The transplantr package provides a set of vectorised functions for audit and clinical research in solid organ transplantation. These are particularly intended to work well with multiple datapoints in large series of data, where manual calculations would be particularly tedious.
The functions provided fall into four groups:
Although the package was built with unit tests, inaccuracies cannot be completely excluded. it is not a medical device and should not be used for making clinical decisions. References to the publications of the formulae are provided in the vignettes and documentation of individual functions.
transplantr can be installed from CRAN:
# install transplantr
install.packages("transplantr")
# load transplantr once installed
library(transplantr)
The development version can be installed from GitHub, if you want all the latest features, together with all the latest bugs and errors. Installing from CRAN is the best option for most users as the submitted packages have to pass some very pedantic automated tests before they can be hosted on CRAN. If you do want the caveat emptor, you have been warned version, this is how:
As vectorised functions, the functions can be applied across a whole dataset fairly rapidly. I find that the easiest way to do this is using a “pipe” of functions from the dplyr package. dplyr can be installed on its own or, as I would recommend, by installing the whole tidyverse family of packages - a family which includes the legendary ggplot2 graphing package.
# install whole tidyverse
install.packages("tidyverse")
# install just dplyr
install.packages("dplyr")
Although recommended, dplyr is not necessary for most transplantr functions to work. dplyr is needed for the EPTS and KDPI functions, and additionally stringr is needed for the hla_mm_level_str()

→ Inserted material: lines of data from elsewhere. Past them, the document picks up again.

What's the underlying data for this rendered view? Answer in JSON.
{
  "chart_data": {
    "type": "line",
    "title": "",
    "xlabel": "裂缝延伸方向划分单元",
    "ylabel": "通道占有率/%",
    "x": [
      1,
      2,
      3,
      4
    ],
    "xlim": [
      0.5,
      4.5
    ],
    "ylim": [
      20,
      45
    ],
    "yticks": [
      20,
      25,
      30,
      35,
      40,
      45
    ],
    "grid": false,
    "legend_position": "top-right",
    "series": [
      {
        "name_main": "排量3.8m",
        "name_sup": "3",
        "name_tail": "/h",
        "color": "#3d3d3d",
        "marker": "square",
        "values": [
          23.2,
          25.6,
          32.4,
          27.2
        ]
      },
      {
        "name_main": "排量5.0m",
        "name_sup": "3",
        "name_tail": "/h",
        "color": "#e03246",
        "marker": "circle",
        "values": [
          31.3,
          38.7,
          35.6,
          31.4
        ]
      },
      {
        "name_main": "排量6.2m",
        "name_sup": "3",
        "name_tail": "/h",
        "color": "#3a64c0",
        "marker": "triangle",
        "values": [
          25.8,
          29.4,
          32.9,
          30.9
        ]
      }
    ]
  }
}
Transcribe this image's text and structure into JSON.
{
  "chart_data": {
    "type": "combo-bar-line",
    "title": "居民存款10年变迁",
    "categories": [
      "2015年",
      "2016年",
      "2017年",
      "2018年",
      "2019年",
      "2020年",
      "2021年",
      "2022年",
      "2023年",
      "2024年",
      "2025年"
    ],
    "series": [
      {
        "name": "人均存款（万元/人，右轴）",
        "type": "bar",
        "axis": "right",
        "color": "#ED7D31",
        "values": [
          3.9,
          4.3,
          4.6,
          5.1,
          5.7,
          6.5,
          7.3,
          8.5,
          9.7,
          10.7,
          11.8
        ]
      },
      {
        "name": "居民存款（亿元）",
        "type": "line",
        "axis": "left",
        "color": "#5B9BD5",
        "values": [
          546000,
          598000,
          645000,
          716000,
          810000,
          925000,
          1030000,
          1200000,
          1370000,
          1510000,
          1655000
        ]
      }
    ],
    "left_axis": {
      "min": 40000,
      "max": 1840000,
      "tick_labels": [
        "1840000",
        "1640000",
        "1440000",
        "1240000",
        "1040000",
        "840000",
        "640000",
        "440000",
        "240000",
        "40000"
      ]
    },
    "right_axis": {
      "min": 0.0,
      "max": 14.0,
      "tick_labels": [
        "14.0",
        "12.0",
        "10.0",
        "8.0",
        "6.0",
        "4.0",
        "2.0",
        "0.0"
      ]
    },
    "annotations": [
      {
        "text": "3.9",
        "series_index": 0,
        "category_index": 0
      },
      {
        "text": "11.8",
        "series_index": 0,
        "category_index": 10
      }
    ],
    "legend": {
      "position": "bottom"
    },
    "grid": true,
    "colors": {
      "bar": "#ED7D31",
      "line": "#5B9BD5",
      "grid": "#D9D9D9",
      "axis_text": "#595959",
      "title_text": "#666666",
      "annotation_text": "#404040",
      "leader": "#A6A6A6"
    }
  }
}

function and also for the chi2dob()
function, one unlikely to be needed by anyone working outside Scotland!
By default, all the functions work with the units most commonly used in the UK, which for creatinine and bilirubin is µmol/l, but each function using either of these can be used with mg/dl instead by changing an optional units
parameter to "US"
or by calling a wrapper function suffixed with _US()
; e.g. when calculating eGFR, the ckd_epi_US()
function calls ckd_epi()
using creatinine in mg/dl.
Albumin is generally reported in g/l in the UK, but more commonly as g/dl in the US. The few functions using albumin default to g/l but change to g/dl if the units
parameter is set to "US"
or the _US()
wrapper function is called.
Which is the best option to use? Calling the wrapper function uses fewer keystrokes so is quicker to type, but as it is a function calling another function, there is a slight increase in computational overhead; for example, benchmarking the time taken to calculate 100,000 eGFR results, the median time was 106 milliseconds with ckd_epi()
and 108 milliseconds using the more convenient ckd_epi_US()
.
Let’s say you want to calculate MELD scores for a series of liver transplant candidates. OK, you probably actually want MELD-Na, but let’s go with MELD as it has fewer variables! The data is in a dataframe or tibble called “oltx.assessments” and the relevant variables are Patient.INR, Patient.Bilirubin, Patient.Creatinine and Patient.Dialysed. To add a new Patient.MELD variable to the dataframe, you would use a dplyr pipe with the mutate()
verb:
oltx.assessments <- oltx.assessments %>%
mutate(Patient.MELD = meld(INR = Patient.INR, bili = Patient.Bilirubin,
creat = Patient.Creatinine, dialysis = Patient.Dialysed, units = "SI"))
The units = "SI"
can be left out provided that creatinine and bilirubin are both in µmol/l. To switch to mg/dl, use units = "US"
or call meld_US()
instead.
Although I think dplyr makes life much easier when organising data, I concede that some people prefer to use base R functions instead. Using a vectorised function with multiple vector inputs is not easy in base R but can be done with the mapply()
, or more easily with the pmap_dbl()
from the purrr package.
# attach oltx.assessments to save a lot of typing!
attach(oltx.assessments)
# method using pmap_dbl()
oltx.assessments$Patient.MELD = pmap_dbl(list(Patient.INR, Patient.Bilirubin,
Patient.Creatinine, Patient.Dialysed),
meld, units = "SI")
# alternative method using mapply()
oltx.assessments$Patient.MELD = mapply(FUN = meld, Patient.INR, Patient.Bilirubin,
Patient.Creatinine, Patient.Dialysed,
MoreArgs = list(units = "SI"),
SIMPLIFY = TRUE)
# detach oltx.assessments to avoid namespace errors
detach(oltx.assessments)
The advantage of using a dplyr pipe, apart from easier code, is speed. Benchmarking on a basic Linux laptop showed that the median time to perform vectorised calculation of 100,000 MELD scores was 115 milliseconds, compared with 6007 milliseconds using `pmap_dbl()
and 6484 with mapply()
.
Due to rounding errors, functions may return slightly different values to those from other calculators, including online calculators and even using R and transplantr on different computers. But if you encounter a definite bug, please file a report with minimal reproducible example of your R code at GitHub. Requests for new features can also be made on GitHub.